In The Hunger Games, there’s no question that he’s the leader of Team Nice Guy, a.k.a. Peeta Mellark. When he’s chosen at random to fight to the death against two dozen other teenagers, even Peeta’s mom bets on heroine Katniss (Jennifer Lawrence) to ultimately survive the kill-or-be-killed tournament.

Over the four-film adaptation of Suzanne Collins’s best-selling books—the first movie made almost $700 million at the box office worldwide; its sequel, Catching Fire, comes out this month—Katniss is torn between her feelings for Peeta, who helps save their lives more than once, and for her best guy friend, the tall, dark, and handsome Gale (Liam Hemsworth). All three sides of the love triangle get stuck in the midst of a massive civil war. “They’re having a tough time,” Hutcherson says.

Maybe because the films are so intense, and because he spends so much time answering the same banal questions at press junkets, Hutcherson seems to relish the opportunity to lighten the mood. When I suggest a threesome might be a more expedient solution to at least some of Peeta’s problems, he immediately agrees: “I know Peeta would be into it, for sure. He’s very sensitive, in touch with his emotions. I think it really might solve a lot of their problems. You know what? I’m going to pitch that idea. Let’s make it a—what’s it called when three people are in a relationship together? A triad?” He rolls his eyes at his own enthusiasm. “That’ll go over well with Middle America.”

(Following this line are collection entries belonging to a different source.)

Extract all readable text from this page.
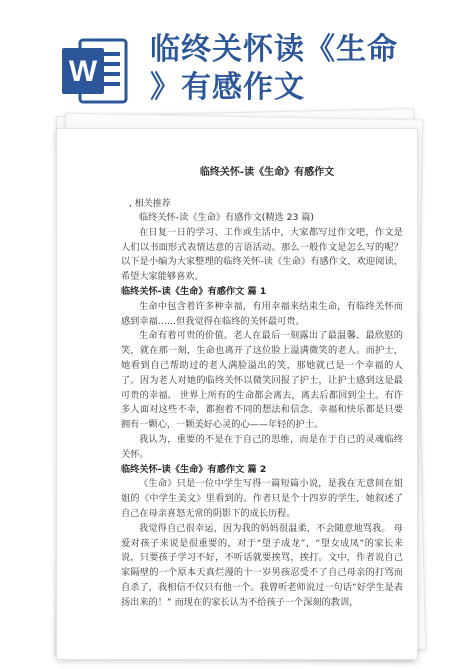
W
临终关怀读《生命
》有感作文
临终关怀-读《生命》有感作文
, 相关推荐

临终关怀-读《生命》有感作文(精选 23 篇)

在日复一日的学习、工作或生活中，大家都写过作文吧，作文是人们以书面形式表情达意的言语活动。那么一般作文是怎么写的呢？以下是小编为大家整理的临终关怀-读《生命》有感作文，欢迎阅读，希望大家能够喜欢。

临终关怀-读《生命》有感作文 篇 1

生命中包含着许多种幸福，有用幸福来结束生命，有临终关怀而感到幸福……但我觉得在临终的关怀最可贵。

生命有着可贵的价值。老人在最后一刻露出了最温馨、最欣慰的笑，就在那一刻，生命也离开了这位脸上溢满微笑的老人。而护士，她看到自己帮助过的老人满脸溢出的笑，那她就已是一个幸福的人了。因为老人对她的临终关怀以微笑回报了护士，让护士感到这是最可贵的幸福。 世界上所有的生命都会离去，离去后都回到尘土。有许多人面对这些不幸，都抱着不同的想法和信念。幸福和快乐都是只要拥有一颗心，一颗美好心灵的心——年轻的护士。

我认为，重要的不是在于自己的思维，而是在于自己的灵魂临终关怀。

临终关怀-读《生命》有感作文 篇 2

《生命》只是一位中学生写得一篇短篇小说，是我在无意间在姐姐的《中学生美文》里看到的。作者只是个十四岁的学生，她叙述了自己在母亲喜怒无常的阴影下的成长历程。

我觉得自己很幸运，因为我的妈妈很温柔，不会随意地骂我。 母爱对孩子来说是很重要的，对于“望子成龙”，“望女成凤”的家长来说，只要孩子学习不好，不听话就要挨骂，挨打。文中，作者说自己家隔壁的一个原本天真烂漫的十一岁男孩忍受不了自己母亲的打骂而自杀了，我相信不仅只有他一个。我曾听老师说过一句话“好学生是表扬出来的！” 而现在的家长认为不给孩子一个深刻的教训，
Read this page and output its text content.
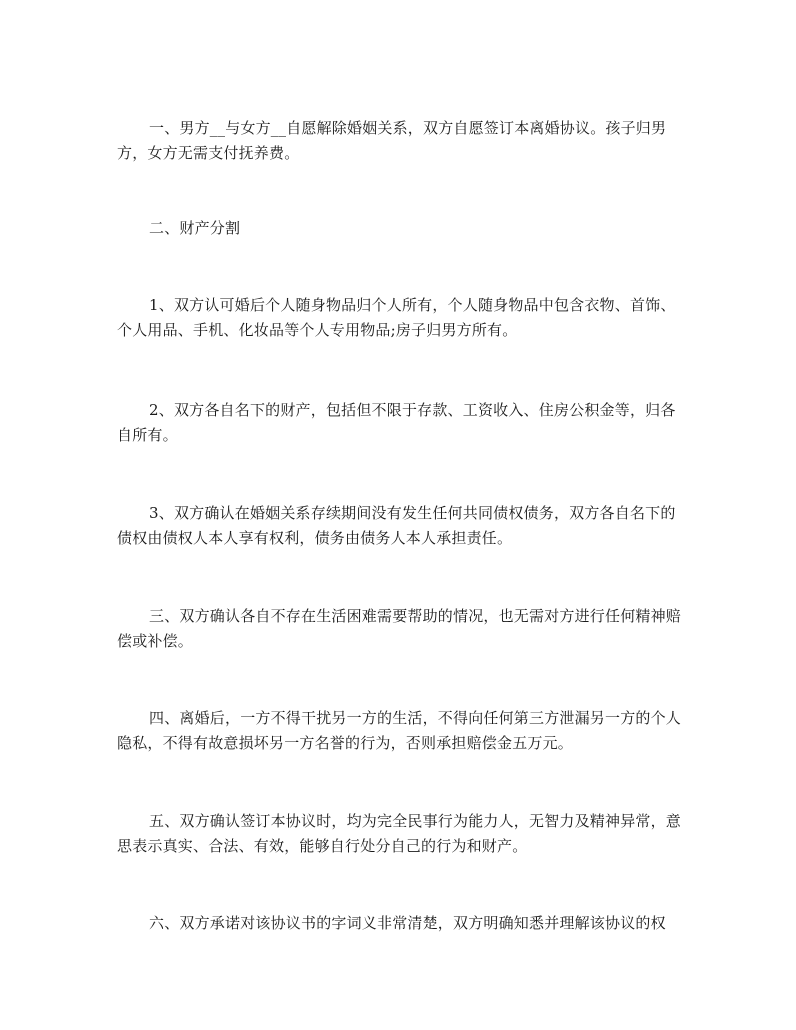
一、男方__与女方__自愿解除婚姻关系，双方自愿签订本离婚协议。孩子归男方，女方无需支付抚养费。

二、财产分割

1、双方认可婚后个人随身物品归个人所有，个人随身物品中包含衣物、首饰、个人用品、手机、化妆品等个人专用物品;房子归男方所有。

2、双方各自名下的财产，包括但不限于存款、工资收入、住房公积金等，归各自所有。

3、双方确认在婚姻关系存续期间没有发生任何共同债权债务，双方各自名下的债权由债权人本人享有权利，债务由债务人本人承担责任。

三、双方确认各自不存在生活困难需要帮助的情况，也无需对方进行任何精神赔偿或补偿。

四、离婚后，一方不得干扰另一方的生活，不得向任何第三方泄漏另一方的个人隐私，不得有故意损坏另一方名誉的行为，否则承担赔偿金五万元。

五、双方确认签订本协议时，均为完全民事行为能力人，无智力及精神异常，意思表示真实、合法、有效，能够自行处分自己的行为和财产。

六、双方承诺对该协议书的字词义非常清楚，双方明确知悉并理解该协议的权
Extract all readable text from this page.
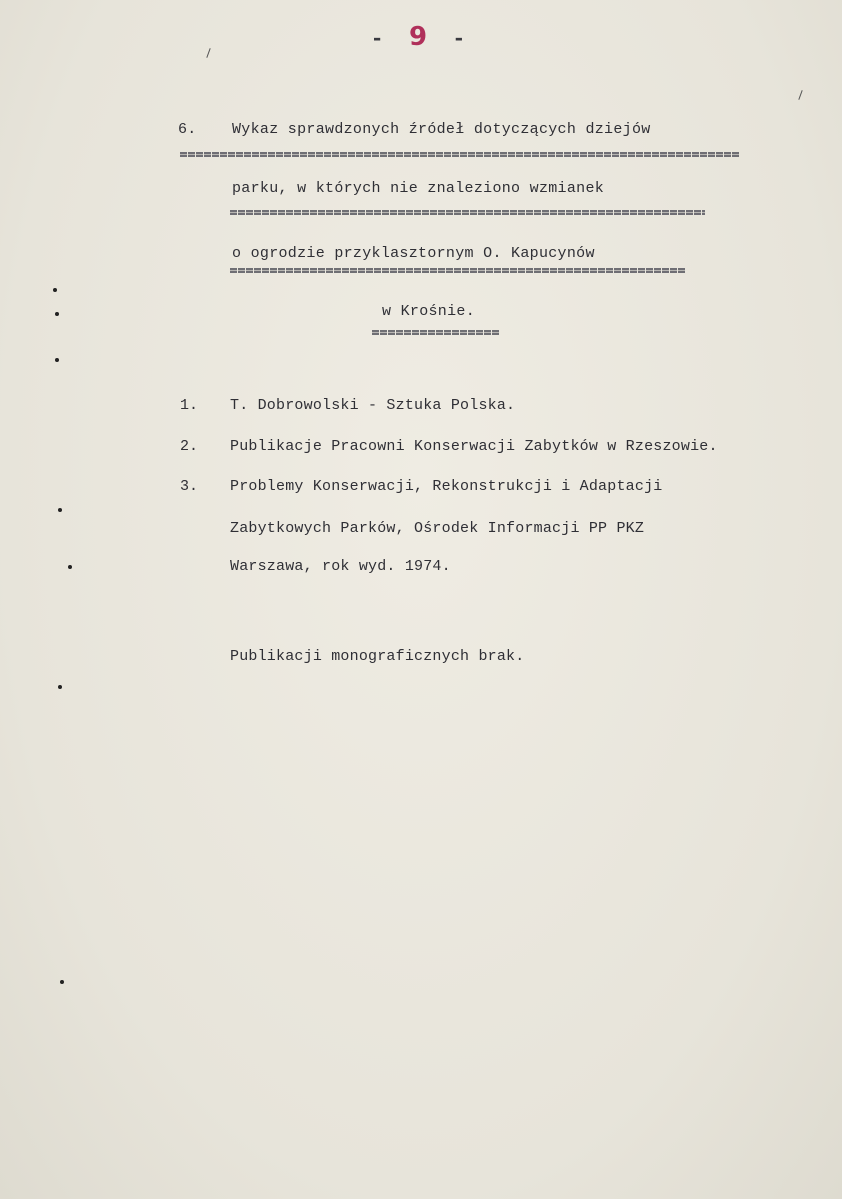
- 9 -
6. Wykaz sprawdzonych źródeł dotyczących dziejów
parku, w których nie znaleziono wzmianek
o ogrodzie przyklasztornym O. Kapucynów
w Krośnie.
1. T. Dobrowolski - Sztuka Polska.
2. Publikacje Pracowni Konserwacji Zabytków w Rzeszowie.
3. Problemy Konserwacji, Rekonstrukcji i Adaptacji
Zabytkowych Parków, Ośrodek Informacji PP PKZ
Warszawa, rok wyd. 1974.
Publikacji monograficznych brak.
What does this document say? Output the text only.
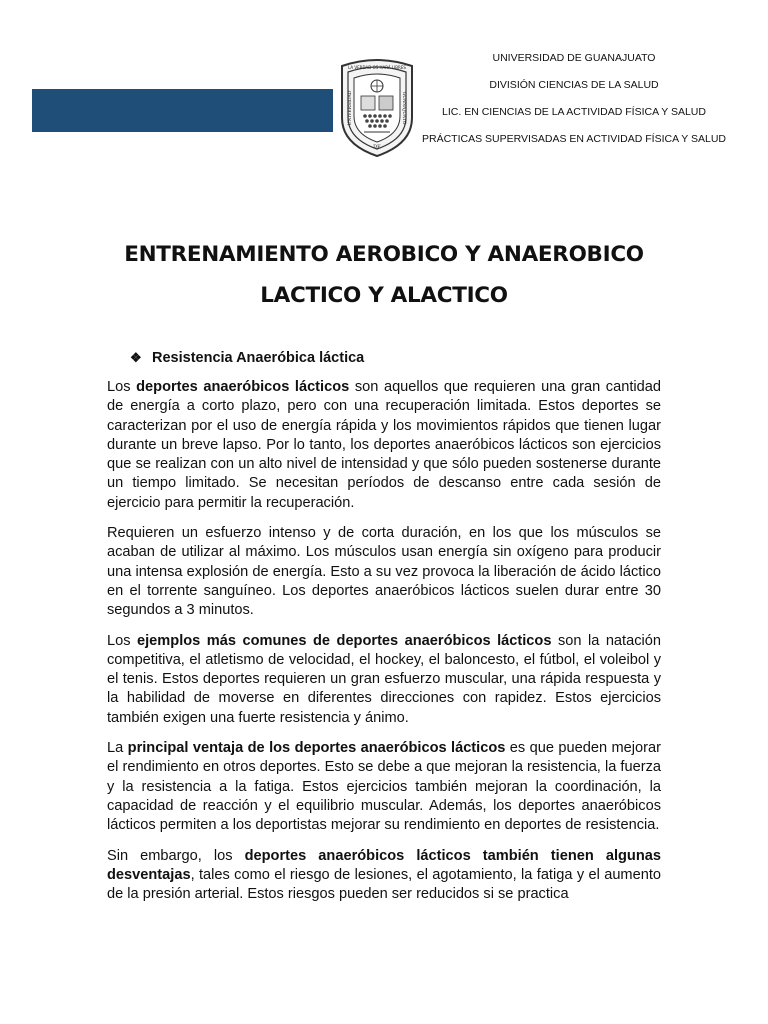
LA VERDAD OS HARÁ LIBRES
UNIVERSIDAD	GUANAJUATO
DE
UNIVERSIDAD DE GUANAJUATO
DIVISIÓN CIENCIAS DE LA SALUD
LIC. EN CIENCIAS DE LA ACTIVIDAD FÍSICA Y SALUD
PRÁCTICAS SUPERVISADAS EN ACTIVIDAD FÍSICA Y SALUD
ENTRENAMIENTO AEROBICO Y ANAEROBICO
LACTICO Y ALACTICO
❖ Resistencia Anaeróbica láctica

Los deportes anaeróbicos lácticos son aquellos que requieren una gran cantidad de energía a corto plazo, pero con una recuperación limitada. Estos deportes se caracterizan por el uso de energía rápida y los movimientos rápidos que tienen lugar durante un breve lapso. Por lo tanto, los deportes anaeróbicos lácticos son ejercicios que se realizan con un alto nivel de intensidad y que sólo pueden sostenerse durante un tiempo limitado. Se necesitan períodos de descanso entre cada sesión de ejercicio para permitir la recuperación.

Requieren un esfuerzo intenso y de corta duración, en los que los músculos se acaban de utilizar al máximo. Los músculos usan energía sin oxígeno para producir una intensa explosión de energía. Esto a su vez provoca la liberación de ácido láctico en el torrente sanguíneo. Los deportes anaeróbicos lácticos suelen durar entre 30 segundos a 3 minutos.

Los ejemplos más comunes de deportes anaeróbicos lácticos son la natación competitiva, el atletismo de velocidad, el hockey, el baloncesto, el fútbol, el voleibol y el tenis. Estos deportes requieren un gran esfuerzo muscular, una rápida respuesta y la habilidad de moverse en diferentes direcciones con rapidez. Estos ejercicios también exigen una fuerte resistencia y ánimo.

La principal ventaja de los deportes anaeróbicos lácticos es que pueden mejorar el rendimiento en otros deportes. Esto se debe a que mejoran la resistencia, la fuerza y la resistencia a la fatiga. Estos ejercicios también mejoran la coordinación, la capacidad de reacción y el equilibrio muscular. Además, los deportes anaeróbicos lácticos permiten a los deportistas mejorar su rendimiento en deportes de resistencia.

Sin embargo, los deportes anaeróbicos lácticos también tienen algunas desventajas, tales como el riesgo de lesiones, el agotamiento, la fatiga y el aumento de la presión arterial. Estos riesgos pueden ser reducidos si se practica
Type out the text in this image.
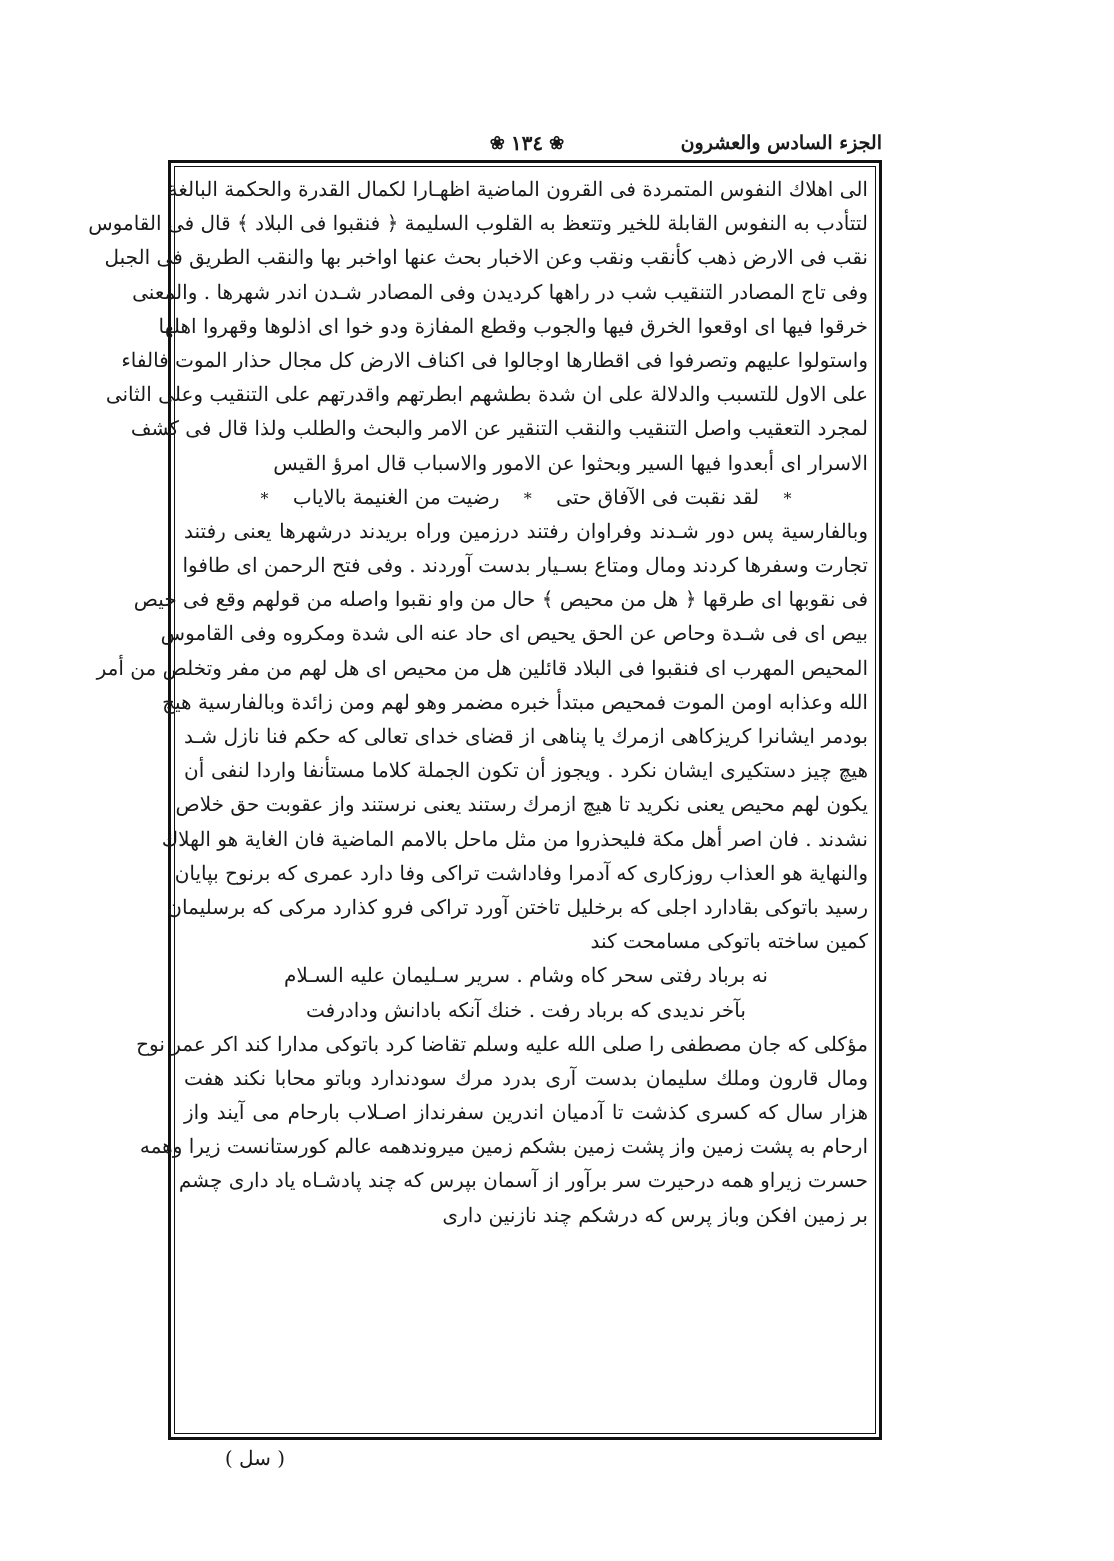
الجزء السادس والعشرون
❀
١٣٤
❀
الى اهلاك النفوس المتمردة فى القرون الماضية اظهـارا لكمال القدرة والحكمة البالغة
لتتأدب به النفوس القابلة للخير وتتعظ به القلوب السليمة ﴿ فنقبوا فى البلاد ﴾ قال فى القاموس
نقب فى الارض ذهب كأنقب ونقب وعن الاخبار بحث عنها اواخبر بها والنقب الطريق فى الجبل
وفى تاج المصادر التنقيب شب در راهها كرديدن وفى المصادر شـدن اندر شهرها . والمعنى
خرقوا فيها اى اوقعوا الخرق فيها والجوب وقطع المفازة ودو خوا اى اذلوها وقهروا اهلها
واستولوا عليهم وتصرفوا فى اقطارها اوجالوا فى اكناف الارض كل مجال حذار الموت فالفاء
على الاول للتسبب والدلالة على ان شدة بطشهم ابطرتهم واقدرتهم على التنقيب وعلى الثانى
لمجرد التعقيب واصل التنقيب والنقب التنقير عن الامر والبحث والطلب ولذا قال فى كشف
الاسرار اى أبعدوا فيها السير وبحثوا عن الامور والاسباب قال امرؤ القيس
* لقد نقبت فى الآفاق حتى * رضيت من الغنيمة بالاياب *
وبالفارسية پس دور شـدند وفراوان رفتند درزمين وراه بريدند درشهرها يعنى رفتند
تجارت وسفرها كردند ومال ومتاع بسـيار بدست آوردند . وفى فتح الرحمن اى طافوا
فى نقوبها اى طرقها ﴿ هل من محيص ﴾ حال من واو نقبوا واصله من قولهم وقع فى حيص
بيص اى فى شـدة وحاص عن الحق يحيص اى حاد عنه الى شدة ومكروه وفى القاموس
المحيص المهرب اى فنقبوا فى البلاد قائلين هل من محيص اى هل لهم من مفر وتخلص من أمر
الله وعذابه اومن الموت فمحيص مبتدأ خبره مضمر وهو لهم ومن زائدة وبالفارسية هيچ
بودمر ايشانرا كريزكاهى ازمرك يا پناهى از قضاى خداى تعالى كه حكم فنا نازل شـد
هيچ چيز دستكيرى ايشان نكرد . ويجوز أن تكون الجملة كلاما مستأنفا واردا لنفى أن
يكون لهم محيص يعنى نكريد تا هيچ ازمرك رستند يعنى نرستند واز عقوبت حق خلاص
نشدند . فان اصر أهل مكة فليحذروا من مثل ماحل بالامم الماضية فان الغاية هو الهلاك
والنهاية هو العذاب روزكارى كه آدمرا وفاداشت تراكى وفا دارد عمرى كه برنوح بپايان
رسيد باتوكى بقادارد اجلى كه برخليل تاختن آورد تراكى فرو كذارد مركى كه برسليمان
كمين ساخته باتوكى مسامحت كند
نه برباد رفتى سحر كاه وشام . سرير سـليمان عليه السـلام
بآخر نديدى كه برباد رفت . خنك آنكه بادانش ودادرفت
مؤكلى كه جان مصطفى را صلى الله عليه وسلم تقاضا كرد باتوكى مدارا كند اكر عمر نوح
ومال قارون وملك سليمان بدست آرى بدرد مرك سودندارد وباتو محابا نكند هفت
هزار سال كه كسرى كذشت تا آدميان اندرين سفرنداز اصـلاب بارحام مى آيند واز
ارحام به پشت زمين واز پشت زمين بشكم زمين ميروندهمه عالم كورستانست زيرا وهمه
حسرت زيراو همه درحيرت سر برآور از آسمان بپرس كه چند پادشـاه ياد دارى چشم
بر زمين افكن وباز پرس كه درشكم چند نازنين دارى
( سل )
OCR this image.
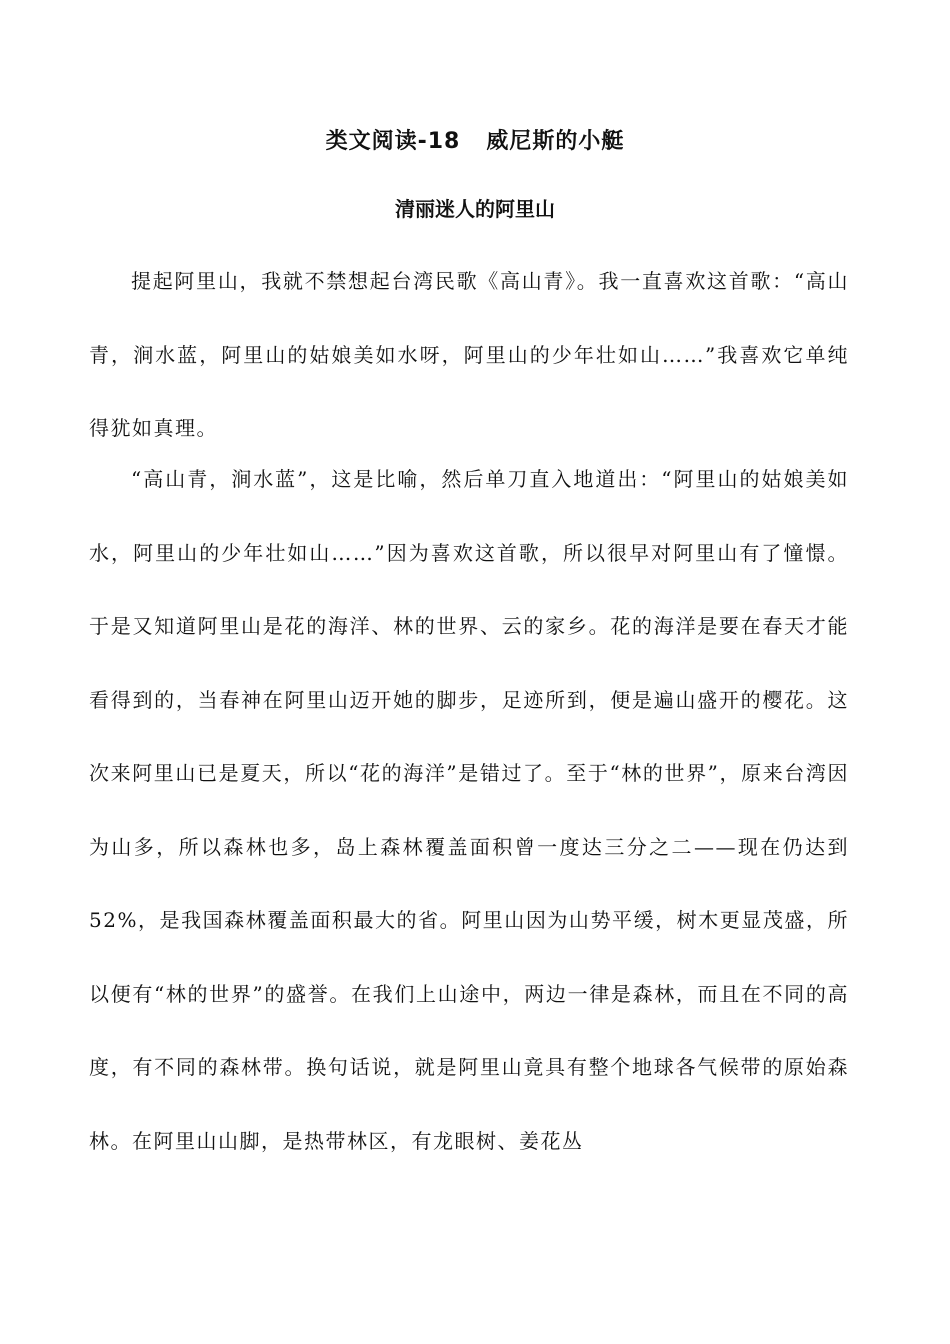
类文阅读-18 威尼斯的小艇
清丽迷人的阿里山

提起阿里山，我就不禁想起台湾民歌《高山青》。我一直喜欢这首歌：“高山青，涧水蓝，阿里山的姑娘美如水呀，阿里山的少年壮如山……”我喜欢它单纯得犹如真理。

“高山青，涧水蓝”，这是比喻，然后单刀直入地道出：“阿里山的姑娘美如水，阿里山的少年壮如山……”因为喜欢这首歌，所以很早对阿里山有了憧憬。于是又知道阿里山是花的海洋、林的世界、云的家乡。花的海洋是要在春天才能看得到的，当春神在阿里山迈开她的脚步，足迹所到，便是遍山盛开的樱花。这次来阿里山已是夏天，所以“花的海洋”是错过了。至于“林的世界”，原来台湾因为山多，所以森林也多，岛上森林覆盖面积曾一度达三分之二——现在仍达到52%，是我国森林覆盖面积最大的省。阿里山因为山势平缓，树木更显茂盛，所以便有“林的世界”的盛誉。在我们上山途中，两边一律是森林，而且在不同的高度，有不同的森林带。换句话说，就是阿里山竟具有整个地球各气候带的原始森林。在阿里山山脚，是热带林区，有龙眼树、姜花丛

In Catching Fire, Peeta and Katniss are sent back to battle other former champions and forge a tentative alliance with the Golden God-like Finnick (Sam Claflin). Lawrence regularly deflects questions about Claflin’s hot body to Hutcherson, who confirms their bromantic bond. “You know there are just times when you meet people in your life and it clicks instantly?” he asks. “It was like that with Sam. I like people that just let me be myself, and I don’t feel like I have to try to be extra-fancy.”